Abonnez-vous à Universalis pour 1 euro

PAN MARTA (1923-2008)

Artiste de renommée internationale, Marta Pan incarne une ligne exigeante au sein de la sculpture moderne dans son lien à la nature comme à la cité, dans son ambition monumentale et architecturale. À partir de recherches techniques poussées, elle a su inventer une poétique personnelle dans un dépouillement formel qui confine à l'austérité. Présentes dans de nombreux sites publics en Europe comme au Japon, ses sculptures habitent avec une audace singulière l'espace qu'elles recréent autour d'elles et portent la marque d'un itinéraire qui a commencé dans le Paris de l'après-guerre.

Née à Budapest en 1923, Marta Pan arrive à Paris en 1947 après une formation classique à l'École des beaux-arts de Budapest.
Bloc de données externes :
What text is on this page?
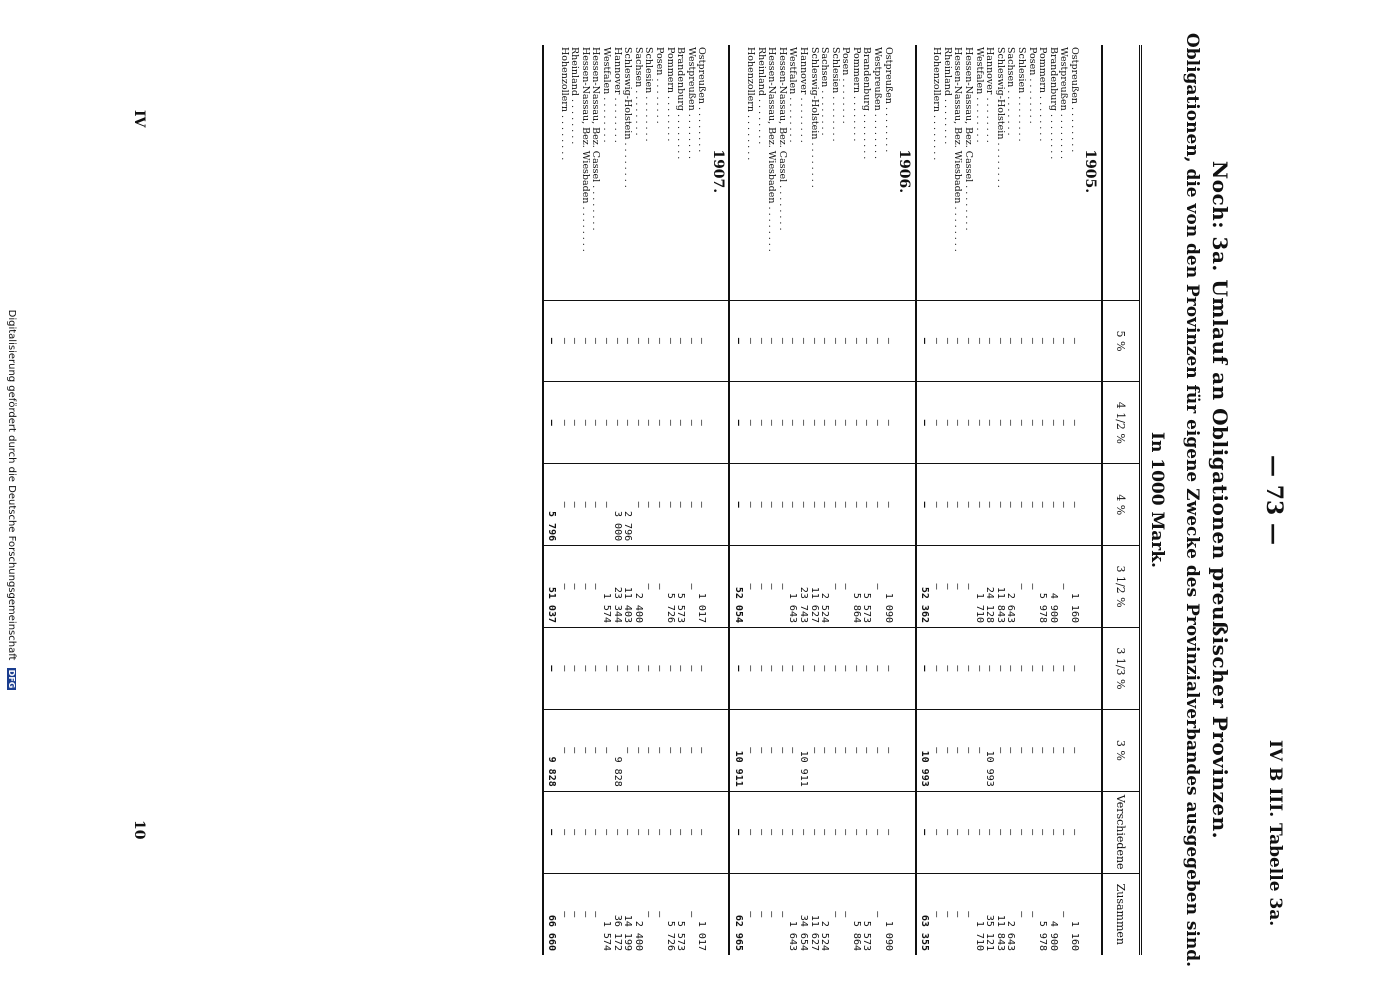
— 73 —
IV B III. Tabelle 3a.
Noch: 3a. Umlauf an Obligationen preußischer Provinzen.
Obligationen, die von den Provinzen für eigene Zwecke des Provinzialverbandes ausgegeben sind.
In 1000 Mark.
	5 %	4 1/2 %	4 %	3 1/2 %	3 1/3 %	3 %	Verschiedene	Zusammen
1905.								
Ostpreußen . . . . . . . .	—	—	—	1 160	—	—	—	1 160
Westpreußen . . . . . . . .	—	—	—	—	—	—	—	—
Brandenburg . . . . . . . .	—	—	—	4 900	—	—	—	4 900
Pommern . . . . . . . .	—	—	—	5 978	—	—	—	5 978
Posen . . . . . . . .	—	—	—	—	—	—	—	—
Schlesien . . . . . . . .	—	—	—	—	—	—	—	—
Sachsen . . . . . . . .	—	—	—	2 643	—	—	—	2 643
Schleswig-Holstein . . . . . . . .	—	—	—	11 843	—	—	—	11 843
Hannover . . . . . . . .	—	—	—	24 128	—	10 993	—	35 121
Westfalen . . . . . . . .	—	—	—	1 710	—	—	—	1 710
Hessen-Nassau, Bez. Cassel . . . . . . . .	—	—	—	—	—	—	—	—
Hessen-Nassau, Bez. Wiesbaden . . . . . . . .	—	—	—	—	—	—	—	—
Rheinland . . . . . . . .	—	—	—	—	—	—	—	—
Hohenzollern . . . . . . . .	—	—	—	—	—	—	—	—
	—	—	—	52 362	—	10 993	—	63 355
1906.								
Ostpreußen . . . . . . . .	—	—	—	1 090	—	—	—	1 090
Westpreußen . . . . . . . .	—	—	—	—	—	—	—	—
Brandenburg . . . . . . . .	—	—	—	5 573	—	—	—	5 573
Pommern . . . . . . . .	—	—	—	5 864	—	—	—	5 864
Posen . . . . . . . .	—	—	—	—	—	—	—	—
Schlesien . . . . . . . .	—	—	—	—	—	—	—	—
Sachsen . . . . . . . .	—	—	—	2 524	—	—	—	2 524
Schleswig-Holstein . . . . . . . .	—	—	—	11 627	—	—	—	11 627
Hannover . . . . . . . .	—	—	—	23 743	—	10 911	—	34 654
Westfalen . . . . . . . .	—	—	—	1 643	—	—	—	1 643
Hessen-Nassau, Bez. Cassel . . . . . . . .	—	—	—	—	—	—	—	—
Hessen-Nassau, Bez. Wiesbaden . . . . . . . .	—	—	—	—	—	—	—	—
Rheinland . . . . . . . .	—	—	—	—	—	—	—	—
Hohenzollern . . . . . . . .	—	—	—	—	—	—	—	—
	—	—	—	52 054	—	10 911	—	62 965
1907.								
Ostpreußen . . . . . . . .	—	—	—	1 017	—	—	—	1 017
Westpreußen . . . . . . . .	—	—	—	—	—	—	—	—
Brandenburg . . . . . . . .	—	—	—	5 573	—	—	—	5 573
Pommern . . . . . . . .	—	—	—	5 726	—	—	—	5 726
Posen . . . . . . . .	—	—	—	—	—	—	—	—
Schlesien . . . . . . . .	—	—	—	—	—	—	—	—
Sachsen . . . . . . . .	—	—	—	2 400	—	—	—	2 400
Schleswig-Holstein . . . . . . . .	—	—	2 796	11 403	—	—	—	14 199
Hannover . . . . . . . .	—	—	3 000	23 344	—	9 828	—	36 172
Westfalen . . . . . . . .	—	—	—	1 574	—	—	—	1 574
Hessen-Nassau, Bez. Cassel . . . . . . . .	—	—	—	—	—	—	—	—
Hessen-Nassau, Bez. Wiesbaden . . . . . . . .	—	—	—	—	—	—	—	—
Rheinland . . . . . . . .	—	—	—	—	—	—	—	—
Hohenzollern . . . . . . . .	—	—	—	—	—	—	—	—
	—	—	5 796	51 037	—	9 828	—	66 660
IV
10
Digitalisierung gefördert durch die Deutsche Forschungsgemeinschaft DFG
Elle a la chance de rencontrer Brancusi, Fernand Léger et Le Corbusier et réalise très rapidement ses premières sculptures connues, résolument abstraites : Sculpture 3 (1947). En 1952, elle épouse l'architecte André Wogenscky – ils construisent ensemble leur demeure de Saint-Rémy-lès-Chevreuse, en région parisienne, inscrite en 1997 à l'Inventaire supplémentaire des monuments historiques – puis invente ses premières créations vraiment personnelles – Charnière (1952), Le Teck (1956). Cette dernière œuvre inspire à Maurice Béjart un ballet du même nom, sur une musique de Jerry Mulligan, présenté au Festival de l'avant-garde de Marseille en 1956. Cette collaboration se poursuit avec Équilibre (1958-1959), chorégraphie où s'unissent d'une manière nouvelle la sculpture et la danse : c'est la sculpture même inventée par Marta Pan qui suggère le thème et l'organisation d'ensemble du ballet, fondé sur l'unité en mouvement de l'œuvre et de la danseuse qui s'y insère, en un équilibre aussi fragile que dynamique.
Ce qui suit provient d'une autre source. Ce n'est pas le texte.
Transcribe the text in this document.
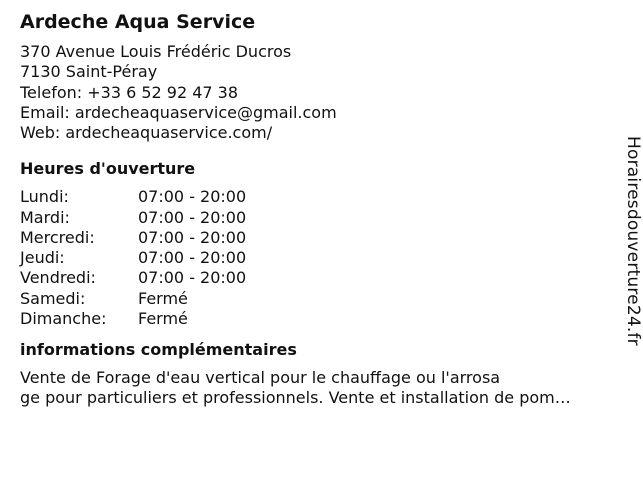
Ardeche Aqua Service
370 Avenue Louis Frédéric Ducros
7130 Saint-Péray
Telefon: +33 6 52 92 47 38
Email: ardecheaquaservice@gmail.com
Web: ardecheaquaservice.com/
Heures d'ouverture
Lundi:	07:00 - 20:00
Mardi:	07:00 - 20:00
Mercredi:	07:00 - 20:00
Jeudi:	07:00 - 20:00
Vendredi:	07:00 - 20:00
Samedi:	Fermé
Dimanche:	Fermé
informations complémentaires
Vente de Forage d'eau vertical pour le chauffage ou l'arrosa
ge pour particuliers et professionnels. Vente et installation de pom…
Horairesdouverture24.fr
En 1961, A. M. Hammacher commande à M. Pan une sculpture pour le parc du Musée Kröller-Müller (Otterlo, Pays-Bas). Il s'agit de Sculpture flottante 1, sa première œuvre monumentale. Elle propose une œuvre flottante et mobile, placée sur un étang qu'elle redessine pour cette occasion. Prouesse technique réalisée en polyester par Saint-Gobain, cette sculpture est la première d'une série d'une vingtaine de créations flottantes à laquelle appartient Trois Îles, installée à Luxembourg en 2000. En dialogue privilégié avec leur site, ces œuvres s'animent de manière imprévisible selon les caprices de l'eau et des vents qui les font sans cesse évoluer. Mais tout mouvement violent est soigneusement rendu impossible, de manière à préserver la lenteur et la majesté du déplacement.
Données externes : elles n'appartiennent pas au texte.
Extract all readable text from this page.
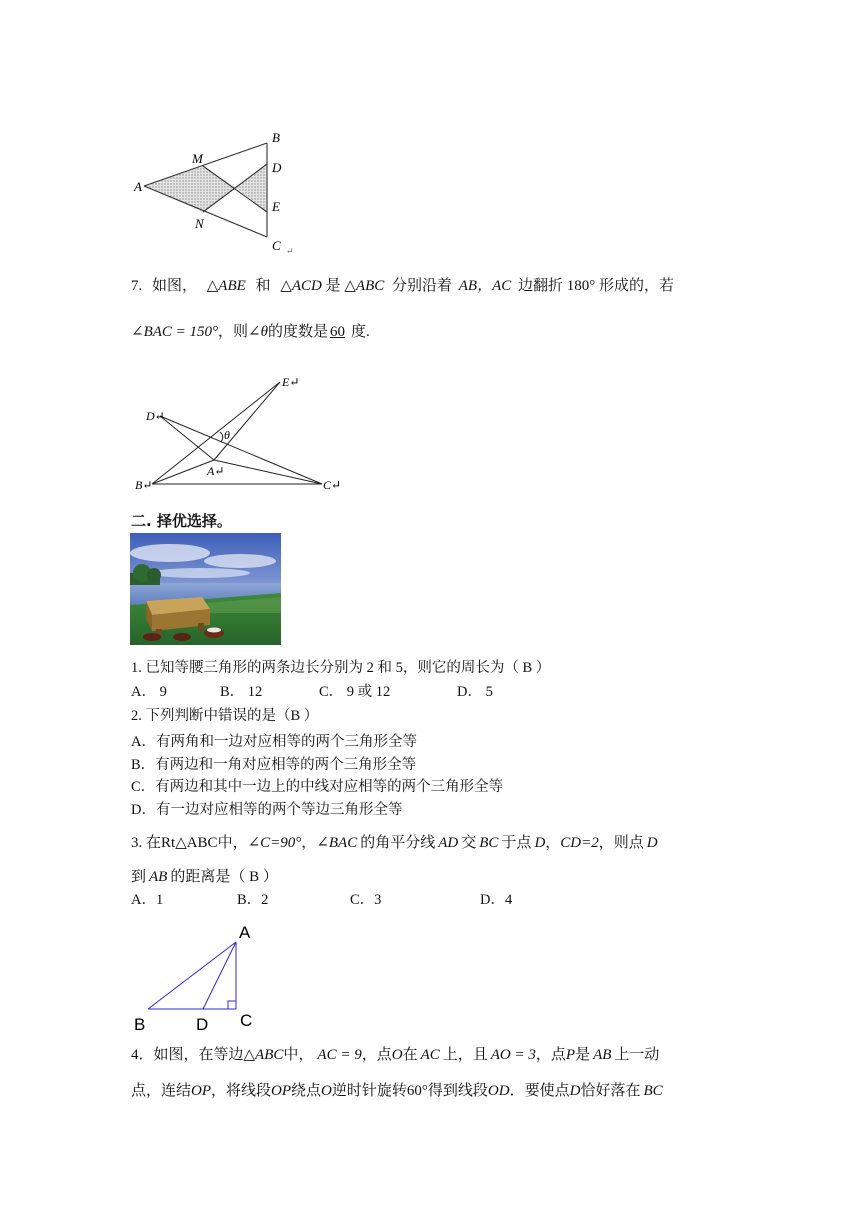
A
M
N
B
D
E
C ↵
7. 如图， △ABE 和 △ACD 是 △ABC 分别沿着 AB，AC 边翻折 180° 形成的，若
∠BAC = 150°，则∠θ的度数是 60 度.
E↵
D↵
θ
A↵
B↵	C↵
二. 择优选择。
1. 已知等腰三角形的两条边长分别为 2 和 5，则它的周长为（ B ）
A． 9	B． 12	C． 9 或 12	D． 5
2. 下列判断中错误的是（B ）
A．有两角和一边对应相等的两个三角形全等
B．有两边和一角对应相等的两个三角形全等
C．有两边和其中一边上的中线对应相等的两个三角形全等
D．有一边对应相等的两个等边三角形全等
3. 在Rt△ABC中，∠C=90°，∠BAC 的角平分线 AD 交 BC 于点 D，CD=2，则点 D
到 AB 的距离是（ B ）
A．1	B．2	C．3	D．4
A
B	D C
4．如图，在等边△ABC中， AC = 9，点O在 AC 上，且 AO = 3，点P是 AB 上一动
点，连结OP，将线段OP绕点O逆时针旋转60°得到线段OD．要使点D恰好落在 BC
Le souci d'intégration au site se marque aussi dans une relation privilégiée à l'architecture, qui commence notamment avec un ensemble mobile, Sculpture en quatre éléments, installé en 1964 dans le hall d'entrée de la faculté de médecine Saint-Antoine (Paris XIIe, architecte Wogenscky) puis se poursuit avec d'autres architectes : Jean Dubuisson, pour les sculptures-poignées du musée des Arts et Traditions populaires (Paris XVIe, 1972) ou Kenzo Tange, pour le Fragment de paysage, du nouvel hôtel de ville de Tōkyō (1991). Marta Pan crée des formes en contrepoint de l'architecture, qui redéfinissent à leur manière le lieu où elles trouvent place. À une échelle plus grande, la sculpture touche aussi à l'urbanisme, au remodelage sensible de l'espace de la cité, ainsi qu'en témoigne la rue de Siam à Brest (1986), projet de recréation d'un lien continu entre le cœur de la ville et l'océan, demeuré, hélas, définitivement inachevé. La première phase, avec les Sources et la Place des lacs, révèle un paysage urbain d'une réelle qualité, qui redonne au centre-ville un rythme et une physionomie singulières. Même dans des réalisations de taille plus modeste – [...]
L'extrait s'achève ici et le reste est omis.